Egypt Protests Upset Assumptions About the
Arab World

Tens of thousands of Egyptians took to the streets of Cairo, Alexandria, Suez and other Egyptian cities on January 25th‘s “Day of Rage” to protest poverty, unemployment, and police brutality. As events have unfolded, however, it has become clear that Cairo’s protests are actually a Tunisia-inspired call for regime change.

The “Day” of Rage—now entering its third day—proves that the old calculus relied upon by political “realists” grossly underestimates both the anger and will of the Egyptian people, as well as the generalized discontent of Arabs living under dictatorships. Pundits like Steven Walt, who asked to be “color(ed) skeptical” at the notion that Tunisia’s unrest could spread, rely heavily on differentiations between the machinery of Arab states and their security apparatuses. He thus ignores the more important point that these states—whatever their balance of autocratic power—do not enjoy even minimal legitimacy among their swelling populaces.

Worse than this kind of professional political myopia are so-called “political culture” arguments, such as the one recently proffered by Robert D. Kaplan in a New York Times piece about Tunisia’s cultural—and thus revolutionary—uniqueness, titled: “One Small Revolution.” In it Kaplan explains that Tunisia is special because it’s “less part of the connective tissue of Arab North Africa” than a “demographic and cultural island” enjoying “upwardly mobile European aspirations.” He asserts that Tunisia’s cultural superiority is established by its desire to be European. The lesson: Tunisia revolted because they are culturally superior aspiring Europeans while states to the east have no such capacity.

The reality in Egypt belies such simple analysis. For years we have endured the notion that ‘the Arab street’ alternates between indolent catatonia and frothing rage in the face of cartoons. Egyptians, who have been called too illiterate, poor, spiritless and lulled by “stability” to revolt, have staged impassioned protests for nothing less than their own freedom and dignity across the country. The ferocity and depth of these protests have shocked even their most hopeful supporters. Reports from the scenes in Tahrir square in central Cairo describe a level of cooperation unseen in recent memory; people share their water, bring each other blankets, hold hands to ward off security forces and face down tanks in a scene widely-regarded as Egypt’s Tiananmen Square moment. These protests are nonsectarian and do not hew to established ideologies, disproving yet another common assumption in political science about the so-called “exceptional” Arabs who, we are are told, are moved mainly by ideological slogans along sectarian or religious lines. None of this is happening at present in Egypt.

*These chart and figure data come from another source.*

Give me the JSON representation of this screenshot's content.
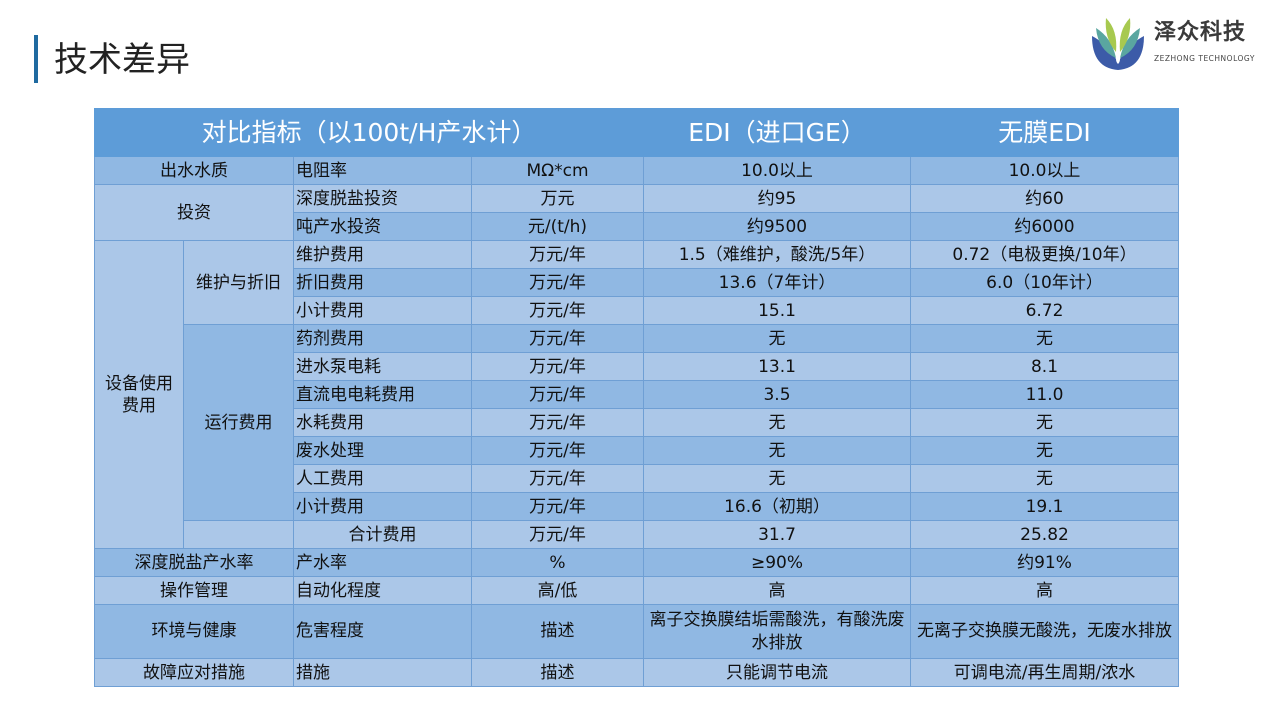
{
  "title": "技术差异",
  "logo": {
    "name_cn": "泽众科技",
    "name_en": "ZEZHONG TECHNOLOGY"
  },
  "header": {
    "indicator": "对比指标（以100t/H产水计）",
    "edi": "EDI（进口GE）",
    "membraneless": "无膜EDI"
  },
  "groups": {
    "water_quality": "出水水质",
    "investment": "投资",
    "usage_cost": "设备使用费用",
    "maint": "维护与折旧",
    "running": "运行费用",
    "desalt_rate": "深度脱盐产水率",
    "operation": "操作管理",
    "env": "环境与健康",
    "fault": "故障应对措施"
  },
  "rows": [
    {
      "item": "电阻率",
      "unit": "MΩ*cm",
      "edi": "10.0以上",
      "mem": "10.0以上"
    },
    {
      "item": "深度脱盐投资",
      "unit": "万元",
      "edi": "约95",
      "mem": "约60"
    },
    {
      "item": "吨产水投资",
      "unit": "元/(t/h)",
      "edi": "约9500",
      "mem": "约6000"
    },
    {
      "item": "维护费用",
      "unit": "万元/年",
      "edi": "1.5（难维护，酸洗/5年）",
      "mem": "0.72（电极更换/10年）"
    },
    {
      "item": "折旧费用",
      "unit": "万元/年",
      "edi": "13.6（7年计）",
      "mem": "6.0（10年计）"
    },
    {
      "item": "小计费用",
      "unit": "万元/年",
      "edi": "15.1",
      "mem": "6.72"
    },
    {
      "item": "药剂费用",
      "unit": "万元/年",
      "edi": "无",
      "mem": "无"
    },
    {
      "item": "进水泵电耗",
      "unit": "万元/年",
      "edi": "13.1",
      "mem": "8.1"
    },
    {
      "item": "直流电电耗费用",
      "unit": "万元/年",
      "edi": "3.5",
      "mem": "11.0"
    },
    {
      "item": "水耗费用",
      "unit": "万元/年",
      "edi": "无",
      "mem": "无"
    },
    {
      "item": "废水处理",
      "unit": "万元/年",
      "edi": "无",
      "mem": "无"
    },
    {
      "item": "人工费用",
      "unit": "万元/年",
      "edi": "无",
      "mem": "无"
    },
    {
      "item": "小计费用",
      "unit": "万元/年",
      "edi": "16.6（初期）",
      "mem": "19.1"
    },
    {
      "item": "合计费用",
      "unit": "万元/年",
      "edi": "31.7",
      "mem": "25.82"
    },
    {
      "item": "产水率",
      "unit": "%",
      "edi": "≥90%",
      "mem": "约91%"
    },
    {
      "item": "自动化程度",
      "unit": "高/低",
      "edi": "高",
      "mem": "高"
    },
    {
      "item": "危害程度",
      "unit": "描述",
      "edi": "离子交换膜结垢需酸洗，有酸洗废水排放",
      "mem": "无离子交换膜无酸洗，无废水排放"
    },
    {
      "item": "措施",
      "unit": "描述",
      "edi": "只能调节电流",
      "mem": "可调电流/再生周期/浓水"
    }
  ],
  "colors": {
    "header": "#5d9cd8",
    "row_dark": "#90b8e3",
    "row_light": "#abc7e8",
    "accent_bar": "#1f6aa0"
  }
}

What will become of these protests? The major question is the army, which has been shielding Mubarak’s regime for 30 years and which has not been called in to confront protesters—so far. Few know how a conflagration between the army, the regimes most lethal card, and protestors would turn out. One thing is clear, however: for the protests to topple the regime, the numbers on the streets must reach into the millions—not an especially far-fetched goal for a nation of 80 million. But whether or not Mubarak goes the way of Ben Ali, something has changed in Egypt and in the region. A young, Harvard educated Egyptian lawyer put it best, writing the following on Facebook the morning after: “As I walked back from work, everything looked the same in Zamalek, but nothing is really the same. 25th of January was decisive. The regime is still here, but the fear is gone. And that is irreversible.”